India was the biggest target for cyberattacks after the United States in 2021 and 2022, with nearly 500 attacks last year, an increase of nearly a fourth, according to cybersecurity firm CloudSEK.
A separate study by NordVPN, a virtual private network service provider, last year showed India was the worst hit by data breaches, with some 600,000 people having had their data stolen and sold on bot markets by hackers.
Last year, India took aim at VPNs that provide users with anonymity online, with new legislation that it said would improve cybersecurity, including requiring firms to report data breaches within six hours of noticing them.
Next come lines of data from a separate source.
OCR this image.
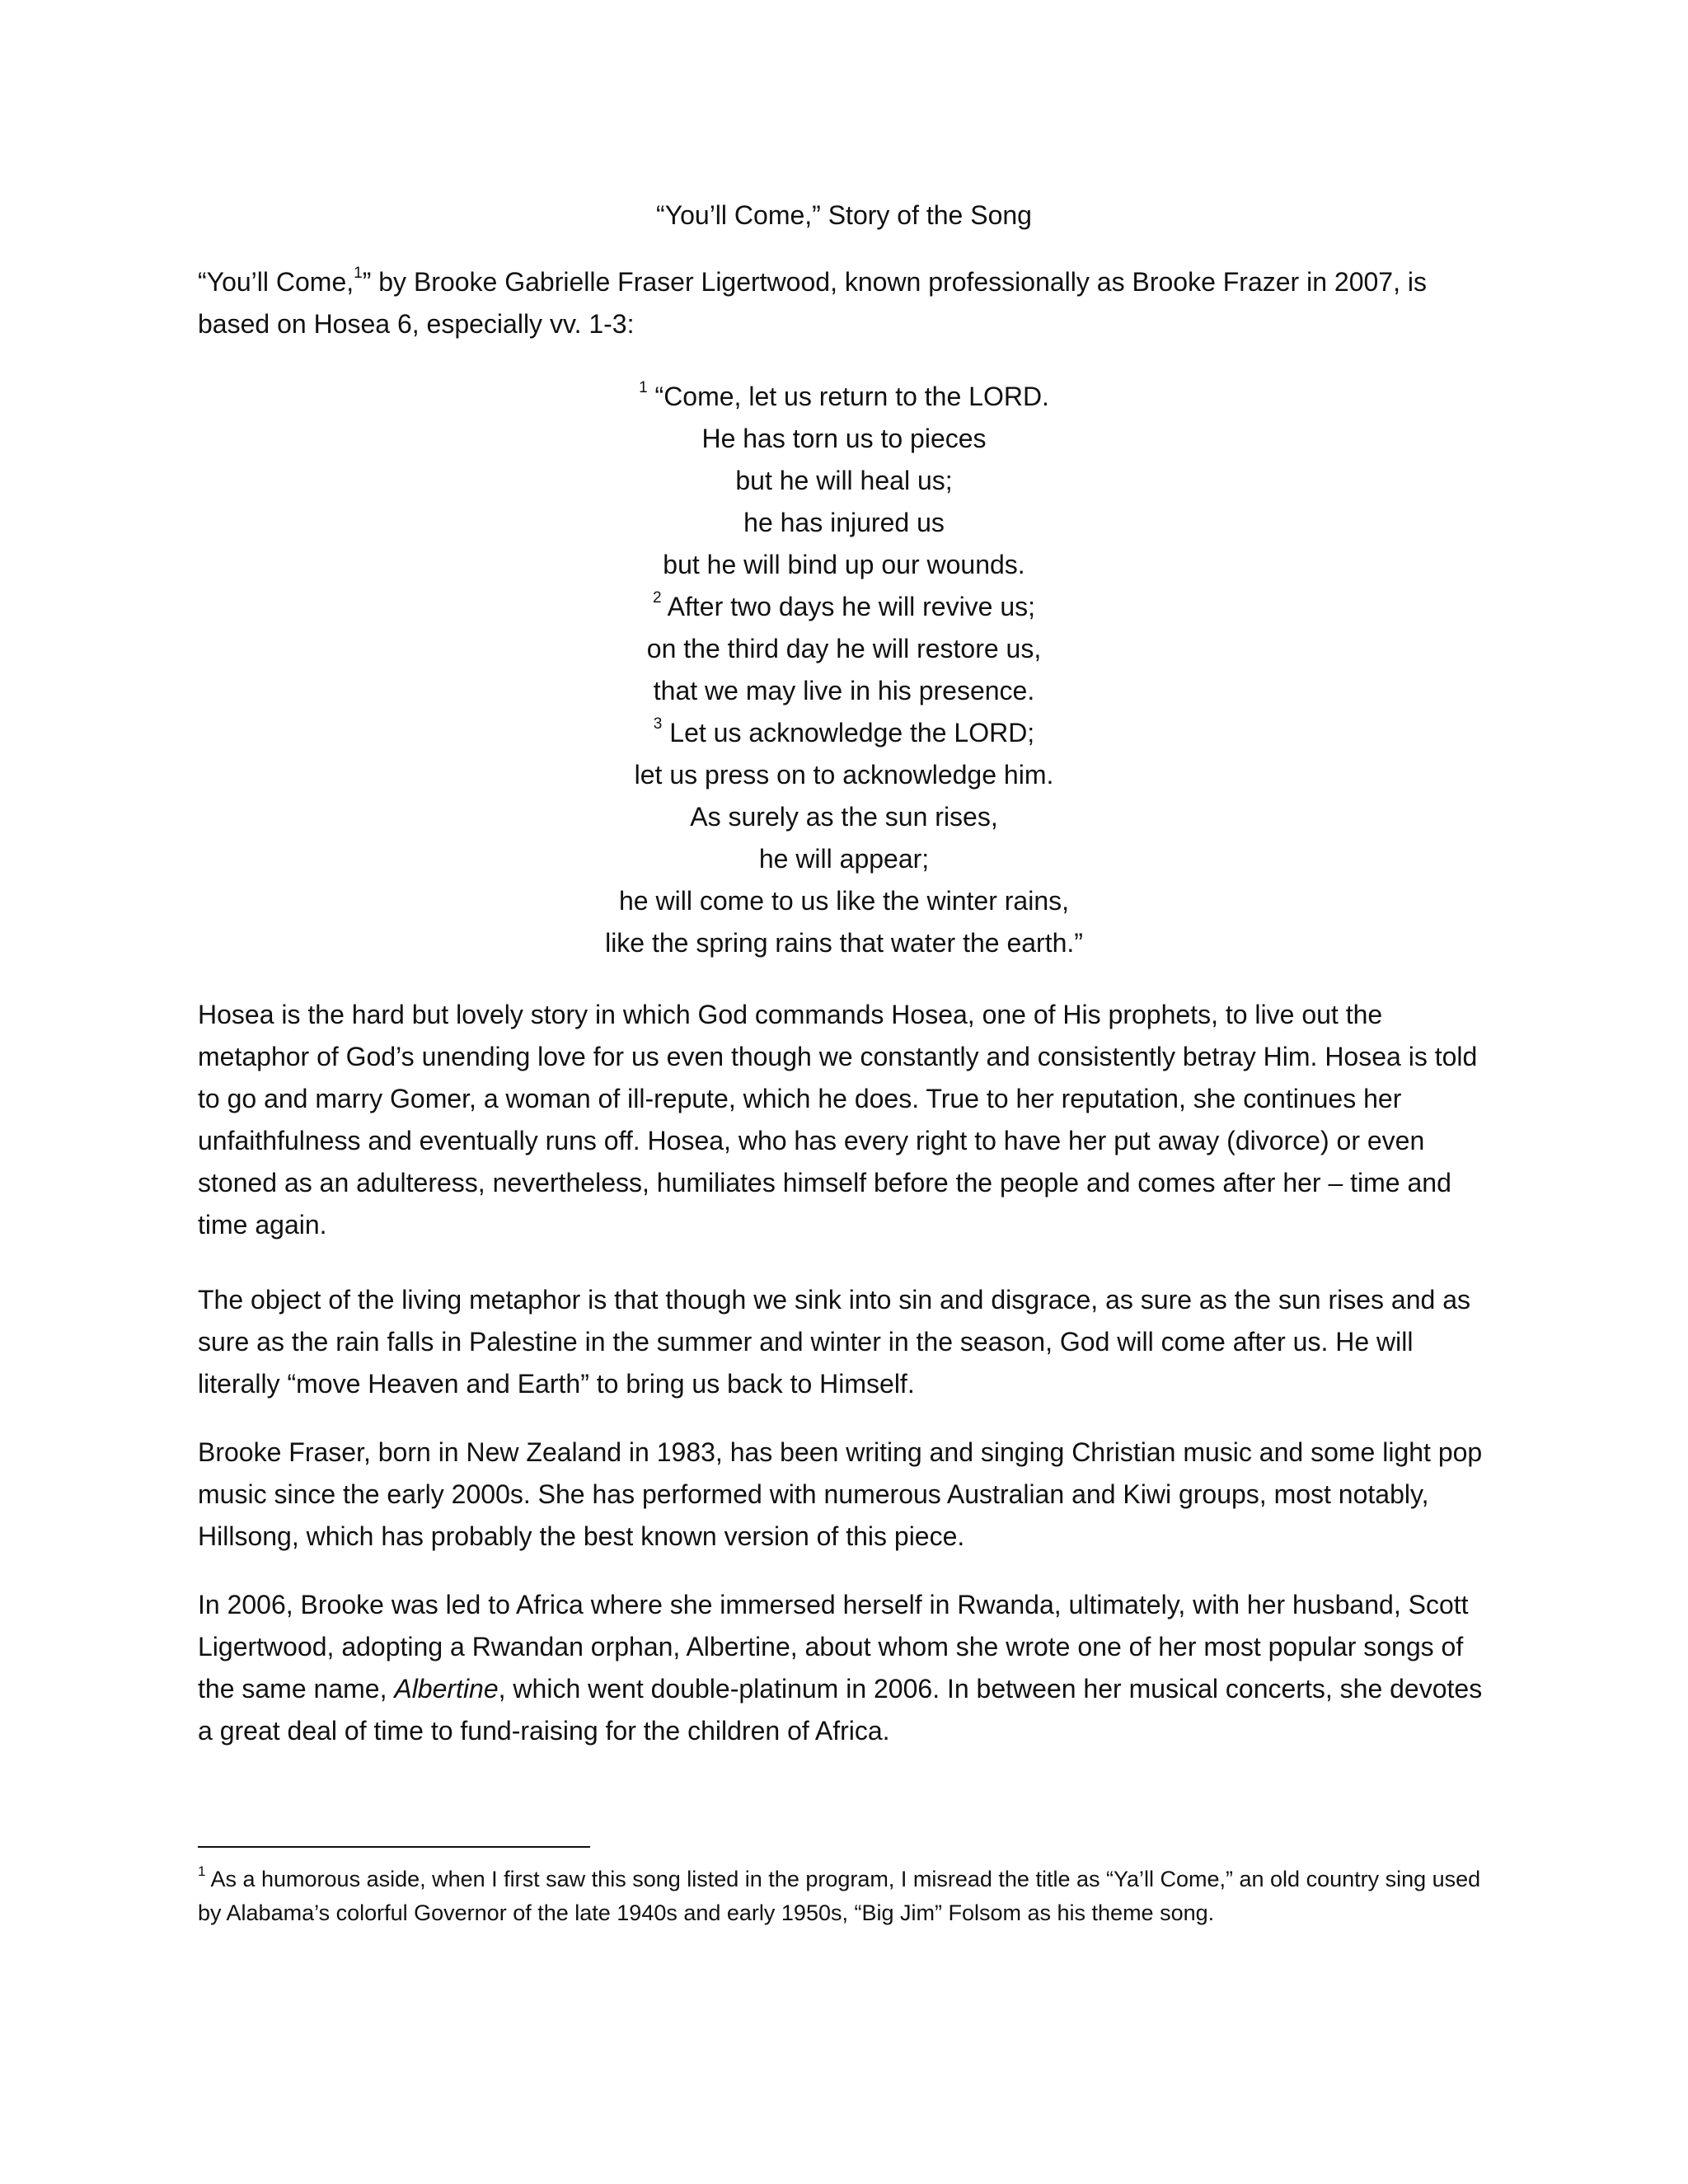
“You’ll Come,” Story of the Song
“You’ll Come,$^1$” by Brooke Gabrielle Fraser Ligertwood, known professionally as Brooke Frazer in 2007, is based on Hosea 6, especially vv. 1-3:
$^1$ “Come, let us return to the LORD.
He has torn us to pieces
but he will heal us;
he has injured us
but he will bind up our wounds.
$^2$ After two days he will revive us;
on the third day he will restore us,
that we may live in his presence.
$^3$ Let us acknowledge the LORD;
let us press on to acknowledge him.
As surely as the sun rises,
he will appear;
he will come to us like the winter rains,
like the spring rains that water the earth.”
Hosea is the hard but lovely story in which God commands Hosea, one of His prophets, to live out the metaphor of God’s unending love for us even though we constantly and consistently betray Him. Hosea is told to go and marry Gomer, a woman of ill-repute, which he does. True to her reputation, she continues her unfaithfulness and eventually runs off. Hosea, who has every right to have her put away (divorce) or even stoned as an adulteress, nevertheless, humiliates himself before the people and comes after her – time and time again.
The object of the living metaphor is that though we sink into sin and disgrace, as sure as the sun rises and as sure as the rain falls in Palestine in the summer and winter in the season, God will come after us. He will literally “move Heaven and Earth” to bring us back to Himself.
Brooke Fraser, born in New Zealand in 1983, has been writing and singing Christian music and some light pop music since the early 2000s. She has performed with numerous Australian and Kiwi groups, most notably, Hillsong, which has probably the best known version of this piece.
In 2006, Brooke was led to Africa where she immersed herself in Rwanda, ultimately, with her husband, Scott Ligertwood, adopting a Rwandan orphan, Albertine, about whom she wrote one of her most popular songs of the same name, Albertine, which went double-platinum in 2006. In between her musical concerts, she devotes a great deal of time to fund-raising for the children of Africa.
$^1$ As a humorous aside, when I first saw this song listed in the program, I misread the title as “Ya’ll Come,” an old country sing used by Alabama’s colorful Governor of the late 1940s and early 1950s, “Big Jim” Folsom as his theme song.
But India's national cybersecurity policy hasn't been updated since 2013, leaving the country's expanding digital infrastructure vulnerable to new threats, said Prateek Waghre, policy director at Internet Freedom Foundation, a non-profit.
It is also not clear if a long-delayed data protection bill that is expected to be passed soon, will protect sensitive health data, he told Context.
"There is a question of how effective the bill will be, and whether government agencies will be exempt from accountability in case of a breach," Waghre added.
"The more data there is, the more it can be abused. If you can access the entire medical history of individuals, imagine how valuable that is for the private sector; how will it be protected from misuse?"
Healthcare institutions worldwide are increasingly victims of hacks and cyberattacks, with vaccination records and the personal information of patients and healthcare workers most frequently targeted, according to a study by CloudSEK.
In November, the All India Institute of Medical Sciences (AIIMS), a federal government hospital that caters to ministers, politicians and the general public, was hit by a cyberattack that shut down its servers and disrupted patient care for weeks.
The attack, which officials said had come from a foreign country, is reported to have compromised the records of up to 40 million patients.
Earlier, the data of millions of pregnant women was exposed online by a government agency, local media reported.
"Any data leak is harmful, and there are no protocols for confidentiality of sensitive data such as pregnancy, HIV treatment or vaccinations," said Amulya Nidhi, founder of Jan Swasthya Abhiyan, or People's Health Movement, a non-profit.
"With leaks of such sensitive data, people can be badly affected. Our entire social framework can be affected."